А в апреле 1857 года, уезжая из Парижа, Толстой зашел к Тургеневу проститься и записал в своем дневнике: "Заехал к Тургеневу... Прощаясь с ним я, уйдя от него, плакал о чем-то. Я его очень люблю. Он делает из меня другого человека". "Несчастная его связь с госпожой Виардо и его дочь задерживают его в Париже. Климат здешний ему вреден, и он жалок ужасно. Никогда не думал, что он способен так сильно любить", - сокрушался о судьбе друга Толстой.
Однако, если один день Толстой жалел Тургенева, то назавтра – жестоко осуждал его.

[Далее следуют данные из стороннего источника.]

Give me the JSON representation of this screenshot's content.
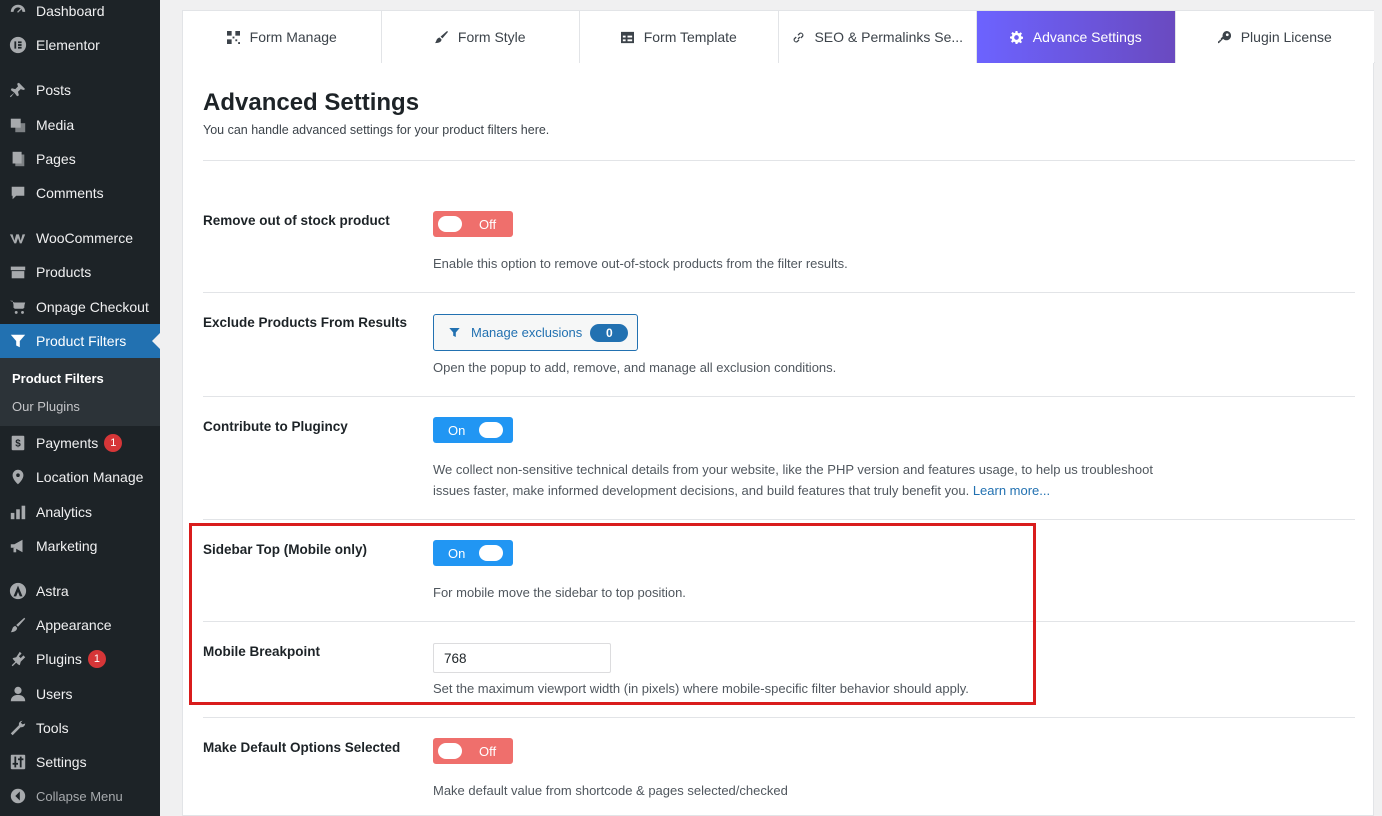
{
  "sidebar": {
    "items": [
      {
        "label": "Dashboard",
        "icon": "dashboard-icon"
      },
      {
        "label": "Elementor",
        "icon": "elementor-icon"
      },
      {
        "label": "Posts",
        "icon": "pin-icon"
      },
      {
        "label": "Media",
        "icon": "media-icon"
      },
      {
        "label": "Pages",
        "icon": "pages-icon"
      },
      {
        "label": "Comments",
        "icon": "comments-icon"
      },
      {
        "label": "WooCommerce",
        "icon": "woocommerce-icon"
      },
      {
        "label": "Products",
        "icon": "products-icon"
      },
      {
        "label": "Onpage Checkout",
        "icon": "cart-icon"
      },
      {
        "label": "Product Filters",
        "icon": "filter-icon"
      },
      {
        "label": "Payments",
        "icon": "payments-icon",
        "badge": "1"
      },
      {
        "label": "Location Manage",
        "icon": "location-icon"
      },
      {
        "label": "Analytics",
        "icon": "analytics-icon"
      },
      {
        "label": "Marketing",
        "icon": "megaphone-icon"
      },
      {
        "label": "Astra",
        "icon": "astra-icon"
      },
      {
        "label": "Appearance",
        "icon": "brush-icon"
      },
      {
        "label": "Plugins",
        "icon": "plugin-icon",
        "badge": "1"
      },
      {
        "label": "Users",
        "icon": "user-icon"
      },
      {
        "label": "Tools",
        "icon": "wrench-icon"
      },
      {
        "label": "Settings",
        "icon": "settings-sliders-icon"
      }
    ],
    "submenu": [
      "Product Filters",
      "Our Plugins"
    ],
    "collapse_label": "Collapse Menu"
  },
  "tabs": [
    {
      "label": "Form Manage",
      "icon": "qr-grid-icon"
    },
    {
      "label": "Form Style",
      "icon": "brush-icon"
    },
    {
      "label": "Form Template",
      "icon": "table-icon"
    },
    {
      "label": "SEO & Permalinks Se...",
      "icon": "link-icon"
    },
    {
      "label": "Advance Settings",
      "icon": "gear-icon"
    },
    {
      "label": "Plugin License",
      "icon": "key-icon"
    }
  ],
  "main": {
    "title": "Advanced Settings",
    "subtitle": "You can handle advanced settings for your product filters here."
  },
  "settings": {
    "remove_oos": {
      "label": "Remove out of stock product",
      "state": "Off",
      "desc": "Enable this option to remove out-of-stock products from the filter results."
    },
    "exclude": {
      "label": "Exclude Products From Results",
      "button": "Manage exclusions",
      "count": "0",
      "desc": "Open the popup to add, remove, and manage all exclusion conditions."
    },
    "contribute": {
      "label": "Contribute to Plugincy",
      "state": "On",
      "desc_line1": "We collect non-sensitive technical details from your website, like the PHP version and features usage, to help us troubleshoot",
      "desc_line2": "issues faster, make informed development decisions, and build features that truly benefit you.",
      "link": "Learn more..."
    },
    "sidebar_top": {
      "label": "Sidebar Top (Mobile only)",
      "state": "On",
      "desc": "For mobile move the sidebar to top position."
    },
    "breakpoint": {
      "label": "Mobile Breakpoint",
      "value": "768",
      "desc": "Set the maximum viewport width (in pixels) where mobile-specific filter behavior should apply."
    },
    "default_selected": {
      "label": "Make Default Options Selected",
      "state": "Off",
      "desc": "Make default value from shortcode & pages selected/checked"
    }
  },
  "colors": {
    "accent": "#2271b1",
    "toggle_on": "#2196f3",
    "toggle_off": "#ef6f6c",
    "highlight": "#d91c1c",
    "active_tab": "#6a5be0"
  }
}
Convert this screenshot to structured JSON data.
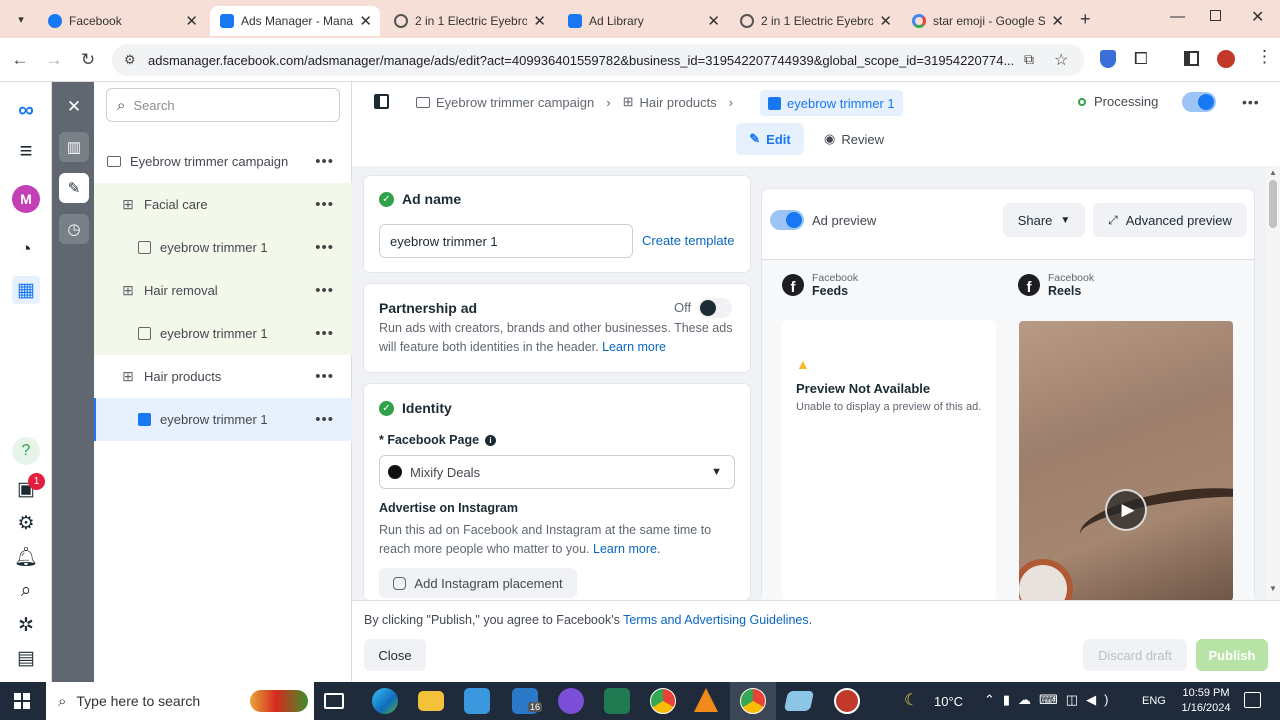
{
  "browser": {
    "tabs": [
      {
        "title": "Facebook",
        "color": "#1877f2"
      },
      {
        "title": "Ads Manager - Mana",
        "color": "#1877f2"
      },
      {
        "title": "2 in 1 Electric Eyebro",
        "color": "#555"
      },
      {
        "title": "Ad Library",
        "color": "#1877f2"
      },
      {
        "title": "2 in 1 Electric Eyebro",
        "color": "#555"
      },
      {
        "title": "star emoji - Google S",
        "color": "#4285f4"
      }
    ],
    "url": "adsmanager.facebook.com/adsmanager/manage/ads/edit?act=409936401559782&business_id=319542207744939&global_scope_id=31954220774..."
  },
  "rail": {
    "avatar_letter": "M",
    "notification_count": "1"
  },
  "tree": {
    "search_placeholder": "Search",
    "items": [
      {
        "label": "Eyebrow trimmer campaign",
        "level": "campaign"
      },
      {
        "label": "Facial care",
        "level": "adset"
      },
      {
        "label": "eyebrow trimmer 1",
        "level": "ad"
      },
      {
        "label": "Hair removal",
        "level": "adset"
      },
      {
        "label": "eyebrow trimmer 1",
        "level": "ad"
      },
      {
        "label": "Hair products",
        "level": "adset"
      },
      {
        "label": "eyebrow trimmer 1",
        "level": "ad"
      }
    ]
  },
  "topbar": {
    "breadcrumb": [
      "Eyebrow trimmer campaign",
      "Hair products",
      "eyebrow trimmer 1"
    ],
    "status": "Processing",
    "edit_label": "Edit",
    "review_label": "Review"
  },
  "ad_name": {
    "heading": "Ad name",
    "value": "eyebrow trimmer 1",
    "create_template": "Create template"
  },
  "partnership": {
    "heading": "Partnership ad",
    "toggle_label": "Off",
    "text": "Run ads with creators, brands and other businesses. These ads will feature both identities in the header.",
    "learn_more": "Learn more"
  },
  "identity": {
    "heading": "Identity",
    "page_label": "* Facebook Page",
    "page_value": "Mixify Deals",
    "instagram_heading": "Advertise on Instagram",
    "instagram_text": "Run this ad on Facebook and Instagram at the same time to reach more people who matter to you.",
    "learn_more": "Learn more.",
    "add_instagram": "Add Instagram placement"
  },
  "preview": {
    "label": "Ad preview",
    "share": "Share",
    "advanced": "Advanced preview",
    "feeds_platform": "Facebook",
    "feeds_label": "Feeds",
    "reels_platform": "Facebook",
    "reels_label": "Reels",
    "na_title": "Preview Not Available",
    "na_text": "Unable to display a preview of this ad."
  },
  "footer": {
    "terms_prefix": "By clicking \"Publish,\" you agree to Facebook's",
    "terms_link": "Terms and Advertising Guidelines",
    "terms_suffix": ".",
    "close": "Close",
    "discard": "Discard draft",
    "publish": "Publish"
  },
  "taskbar": {
    "search_placeholder": "Type here to search",
    "weather": "10°C",
    "lang": "ENG",
    "time": "10:59 PM",
    "date": "1/16/2024",
    "mail_badge": "16"
  },
  "colors": {
    "accent": "#1877f2",
    "link": "#0a66c2",
    "green": "#31a24c",
    "rail_dark": "#606770",
    "publish": "#b7e4a6"
  }
}
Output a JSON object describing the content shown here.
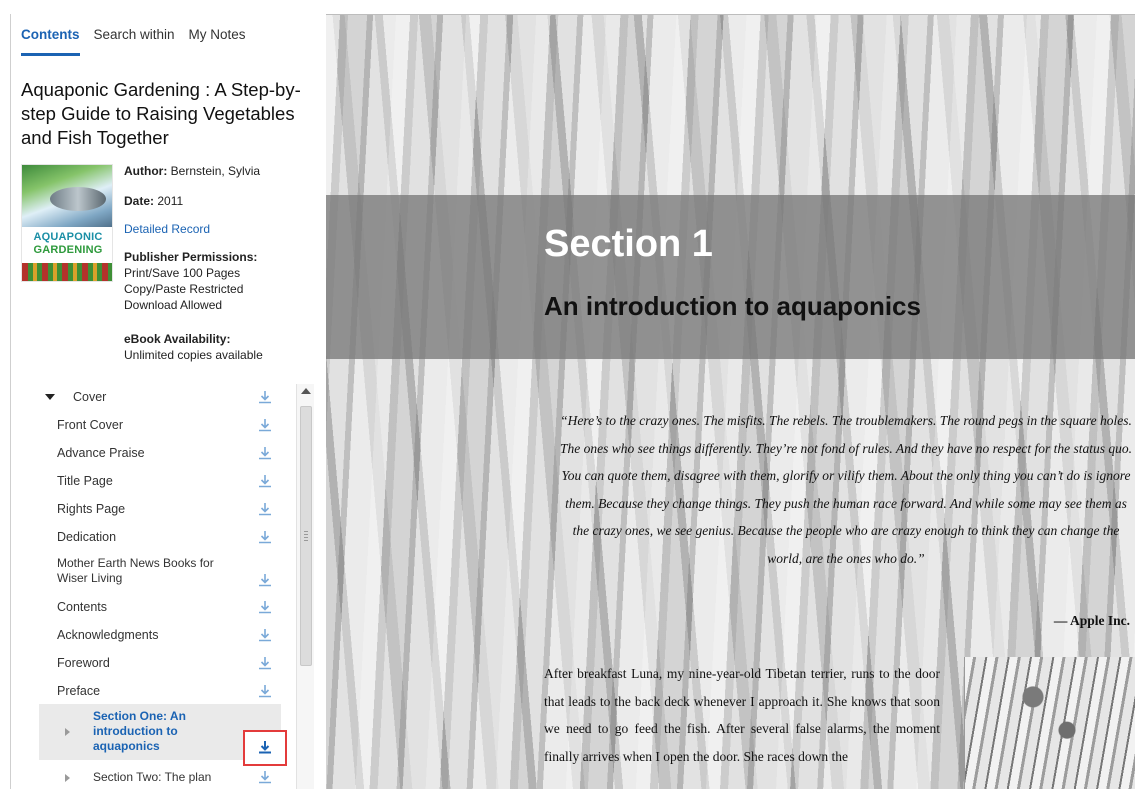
{
  "sidebar": {
    "tabs": [
      "Contents",
      "Search within",
      "My Notes"
    ],
    "book": {
      "title": "Aquaponic Gardening : A Step-by-step Guide to Raising Vegetables and Fish Together",
      "cover_line1": "AQUAPONIC",
      "cover_line2": "GARDENING",
      "author_label": "Author:",
      "author": "Bernstein, Sylvia",
      "date_label": "Date:",
      "date": "2011",
      "detailed_record": "Detailed Record",
      "permissions_label": "Publisher Permissions:",
      "permissions": [
        "Print/Save 100 Pages",
        "Copy/Paste Restricted",
        "Download Allowed"
      ],
      "availability_label": "eBook Availability:",
      "availability": "Unlimited copies available"
    },
    "toc": [
      {
        "label": "Cover"
      },
      {
        "label": "Front Cover"
      },
      {
        "label": "Advance Praise"
      },
      {
        "label": "Title Page"
      },
      {
        "label": "Rights Page"
      },
      {
        "label": "Dedication"
      },
      {
        "label": "Mother Earth News Books for Wiser Living"
      },
      {
        "label": "Contents"
      },
      {
        "label": "Acknowledgments"
      },
      {
        "label": "Foreword"
      },
      {
        "label": "Preface"
      },
      {
        "label": "Section One: An introduction to aquaponics"
      },
      {
        "label": "Section Two: The plan"
      }
    ]
  },
  "reader": {
    "section_number": "Section 1",
    "section_title": "An introduction to aquaponics",
    "quote": "“Here’s to the crazy ones. The misfits. The rebels. The troublemakers. The round pegs in the square holes. The ones who see things differently. They’re not fond of rules. And they have no respect for the status quo. You can quote them, disagree with them, glorify or vilify them. About the only thing you can’t do is ignore them. Because they change things. They push the human race forward. And while some may see them as the crazy ones, we see genius. Because the people who are crazy enough to think they can change the world, are the ones who do.”",
    "attribution": "— Apple Inc.",
    "body": "After breakfast Luna, my nine-year-old Tibetan terrier, runs to the door that leads to the back deck whenever I approach it. She knows that soon we need to go feed the fish. After several false alarms, the moment finally arrives when I open the door. She races down the"
  },
  "colors": {
    "link_blue": "#1b63b3",
    "highlight_red": "#e33b3b",
    "selected_bg": "#eaeaea",
    "band_gray": "#787878"
  }
}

Он, по давней привычке, тщательно записывал эти перепады в настроении в своем личном дневнике: «Обедал с Тургеневым и было легко… он просто тщеславен и мелок». (17 февраля 1857 года.) «Сидел с Тургеневым часа три приятно». (20 февраля 1857 года.) «И опять вечер славно провел у Тургенева за бутылкой вина и камином». (21 февраля 1857 года.) «Тургенев ни во что не верит, вот его беда, не любит, а любит любить». (25 февраля 1857 года.) «За обедом сказал ему, чего он не думал, что я считаю его выше себя». (26 февраля 1857 года.) «Тургенев скучен. Увы! Он никого никогда не любил». (1 марта 1857 года.) «Зашел к Тургеневу. Он дурной человек, по холодности и бесполезности, но очень художественно-умный и никому не вредящий». (4 марта 1857 года.) «Зашел к Тургеневу. Нет, я бегаю от него. Довольно я отдал дань его заслугам и забегал со всех сторон, чтобы сойтись с ним, но это невозможно». (5 марта 1857 года.) «В 5 зашел Тургенев, как будто виноватый; что делать, я уважаю, ценю, даже, пожалуй, люблю его, но симпатии к нему нету, и это взаимно». (7 марта 1857 года.) «Пошел к Тургеневу. Он уже не говорит, а болтает; не верит в ум, в людей, ни во что». (25 марта 1857 года.) И подводя итог всему: «Тургенев плавает и барахтается в своем несчастии». (18 февраля 1857 года).
Иван Аксаков навестил Тургенева в Париже в апреле 1857 года, и описал эту встречу своему "отесеньке" (отцу): "Тургенев хандрит, совсем размяк, тоскует". Тургенев живет в постоянной тоске по Родине и в сознании фальшивости своего положения. Своему приятелю М.Н.Логинову в ответ на признание того, что он "поживает как нельзя лучше, и счастлив с женой и дочерью", Тургенев с горечью замечает: "Сердечно сочувствую твоему счастью и радуюсь ему. Как мне ни хорошо душевно, признаюсь, вне родного круга, вне постоянных, правильных отношений нет прочного счастья. А тут еще болезнь примешалась, которая, по словам докторов, тоже происходит от влияния парижского климата. - Я, может быть, вернусь в Россию скорее, чем предполагал".
На свадьбе Фета с сестрой В. П. Боткина в Париже Тургенев был шафером. Он искренне радовался счастью своего приятеля, был весел, искрометен, шутлив. Но к концу свадебного торжества с грустной улыбкой заявил: "Я сейчас сяду на пол и буду плакать".